Neben dem Polarforscher bekamen drei Schleswig-Holsteiner die Auszeichnung von Bundespräsident Frank-Walter Steinmeier.

shz.de von
04. Oktober 2017, 13:34 Uhr

Berlin | Bundespräsident Frank-Walter Steinmeier hat am Donnerstag in Berlin drei Schleswig-Holsteiner - darunter den Polarforscher Arved Fuchs - mit dem Verdienstorden der Bundesrepublik Deutschland ausgezeichnet. An die Ausgezeichneten gerichtet sagte Steinmeier bei der Verleihung im Schloss Bellevue laut Redemanuskript, „sie tun das Besondere als sei es das Selbstverständlichste der Welt“.

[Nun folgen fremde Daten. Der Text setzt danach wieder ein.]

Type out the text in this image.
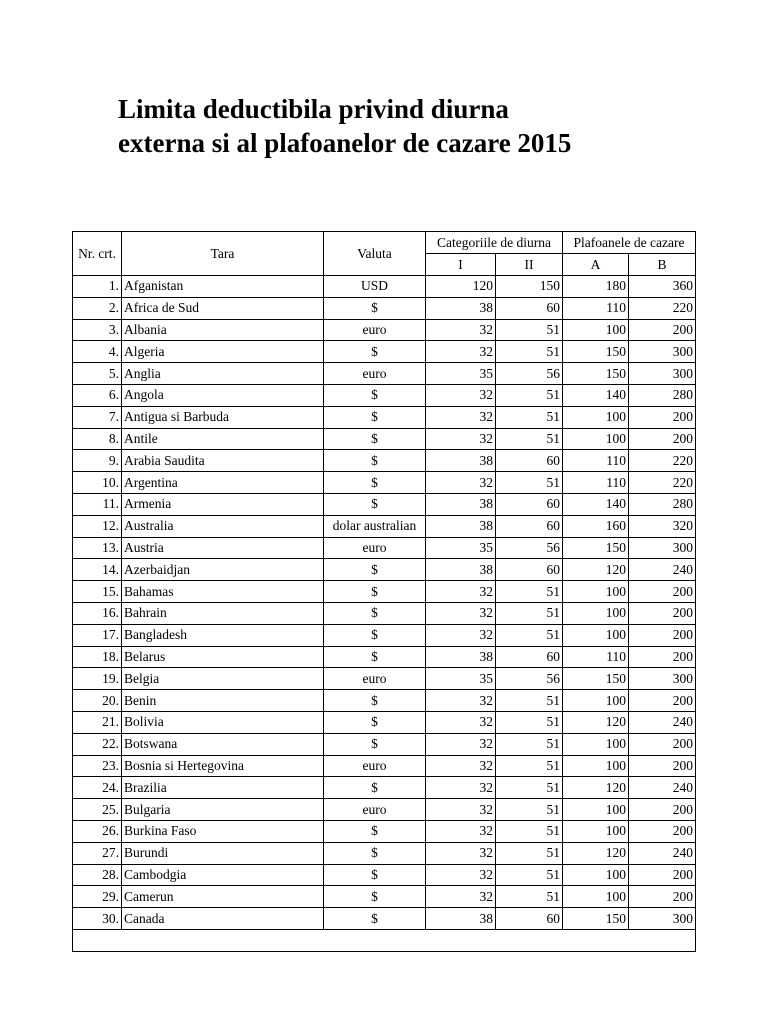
Limita deductibila privind diurna
externa si al plafoanelor de cazare 2015
Nr. crt.	Tara	Valuta	Categoriile de diurna		Plafoanele de cazare	
			I	II	A	B
1.	Afganistan	USD	120	150	180	360
2.	Africa de Sud	$	38	60	110	220
3.	Albania	euro	32	51	100	200
4.	Algeria	$	32	51	150	300
5.	Anglia	euro	35	56	150	300
6.	Angola	$	32	51	140	280
7.	Antigua si Barbuda	$	32	51	100	200
8.	Antile	$	32	51	100	200
9.	Arabia Saudita	$	38	60	110	220
10.	Argentina	$	32	51	110	220
11.	Armenia	$	38	60	140	280
12.	Australia	dolar australian	38	60	160	320
13.	Austria	euro	35	56	150	300
14.	Azerbaidjan	$	38	60	120	240
15.	Bahamas	$	32	51	100	200
16.	Bahrain	$	32	51	100	200
17.	Bangladesh	$	32	51	100	200
18.	Belarus	$	38	60	110	200
19.	Belgia	euro	35	56	150	300
20.	Benin	$	32	51	100	200
21.	Bolivia	$	32	51	120	240
22.	Botswana	$	32	51	100	200
23.	Bosnia si Hertegovina	euro	32	51	100	200
24.	Brazilia	$	32	51	120	240
25.	Bulgaria	euro	32	51	100	200
26.	Burkina Faso	$	32	51	100	200
27.	Burundi	$	32	51	120	240
28.	Cambodgia	$	32	51	100	200
29.	Camerun	$	32	51	100	200
30.	Canada	$	38	60	150	300
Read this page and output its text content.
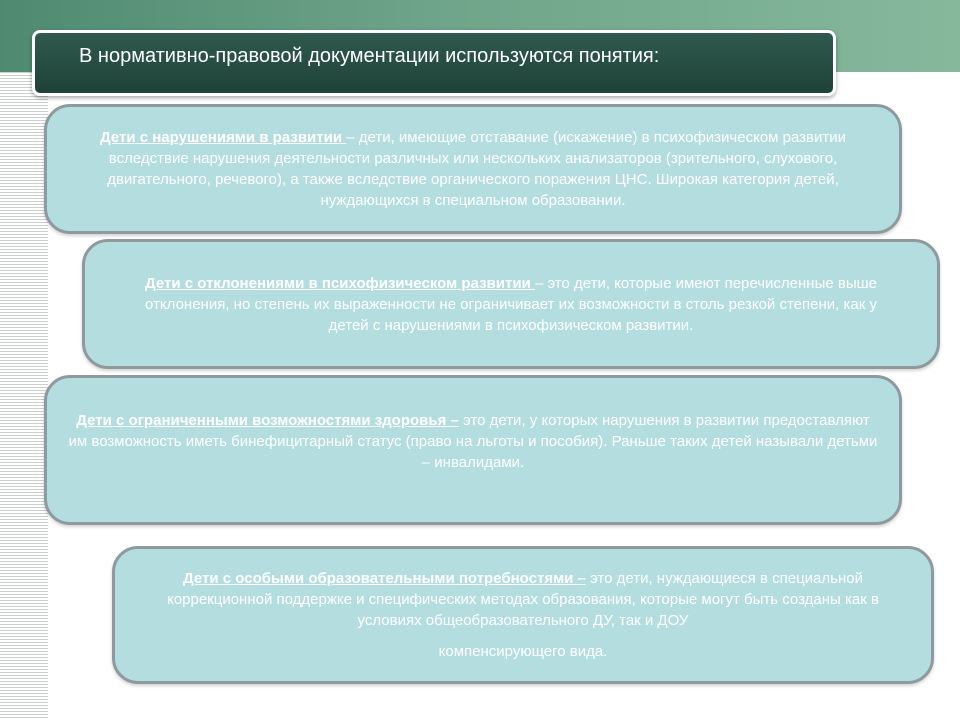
В нормативно-правовой документации используются понятия:

Дети с нарушениями в развитии – дети, имеющие отставание (искажение) в психофизическом развитии вследствие нарушения деятельности различных или нескольких анализаторов (зрительного, слухового, двигательного, речевого), а также вследствие органического поражения ЦНС. Широкая категория детей, нуждающихся в специальном образовании.

Дети с отклонениями в психофизическом развитии – это дети, которые имеют перечисленные выше отклонения, но степень их выраженности не ограничивает их возможности в столь резкой степени, как у детей с нарушениями в психофизическом развитии.

Дети с ограниченными возможностями здоровья – это дети, у которых нарушения в развитии предоставляют им возможность иметь бинефицитарный статус (право на льготы и пособия). Раньше таких детей называли детьми – инвалидами.

Дети с особыми образовательными потребностями – это дети, нуждающиеся в специальной коррекционной поддержке и специфических методах образования, которые могут быть созданы как в условиях общеобразовательного ДУ, так и ДОУ
компенсирующего вида.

„Engagement für andere, für das Gemeinwesen, für das demokratische Miteinander - das ist zwar oft aus einer höchstpersönlichen Entscheidung geboren, das wird oft aus höchst individuellen Motiven gespeist, aber es ist eben keine Privatangelegenheit“, sagte Steinmeier. Das Gemeinwesen lebe davon, „dass immer wieder Menschen den bequemen Beobachtungsposten verlassen, auf dem man so herrlich alles analysieren, kritisieren und ausdiskutieren kann, und sich einmischen und aktiv werden“.

Nach Ansicht der Kieler Staatskanzlei hat sich Arved Fuchs als Polarforscher, Klimaschützer und Buchautor weit über die Grenzen Deutschlands hinweg Verdienste um den Umweltschutz erworben. Der 64-Jährige hat in den vergangenen Jahrzehnten zahlreiche Forschungsreisen unternommen und dabei immer wieder auf die Bekämpfung des Klimawandels hingewiesen.

Neben Fuchs wurden in Berlin auch die Gründerin des Bundesverbandes Natur- und Waldkindergärten, Ute Schulte-Ostermann, und Andrea Vogt-Bolm ausgezeichnet. Sie engagiert sich seit 2005 für Menschen, die von Amputation bedroht oder betroffen sind.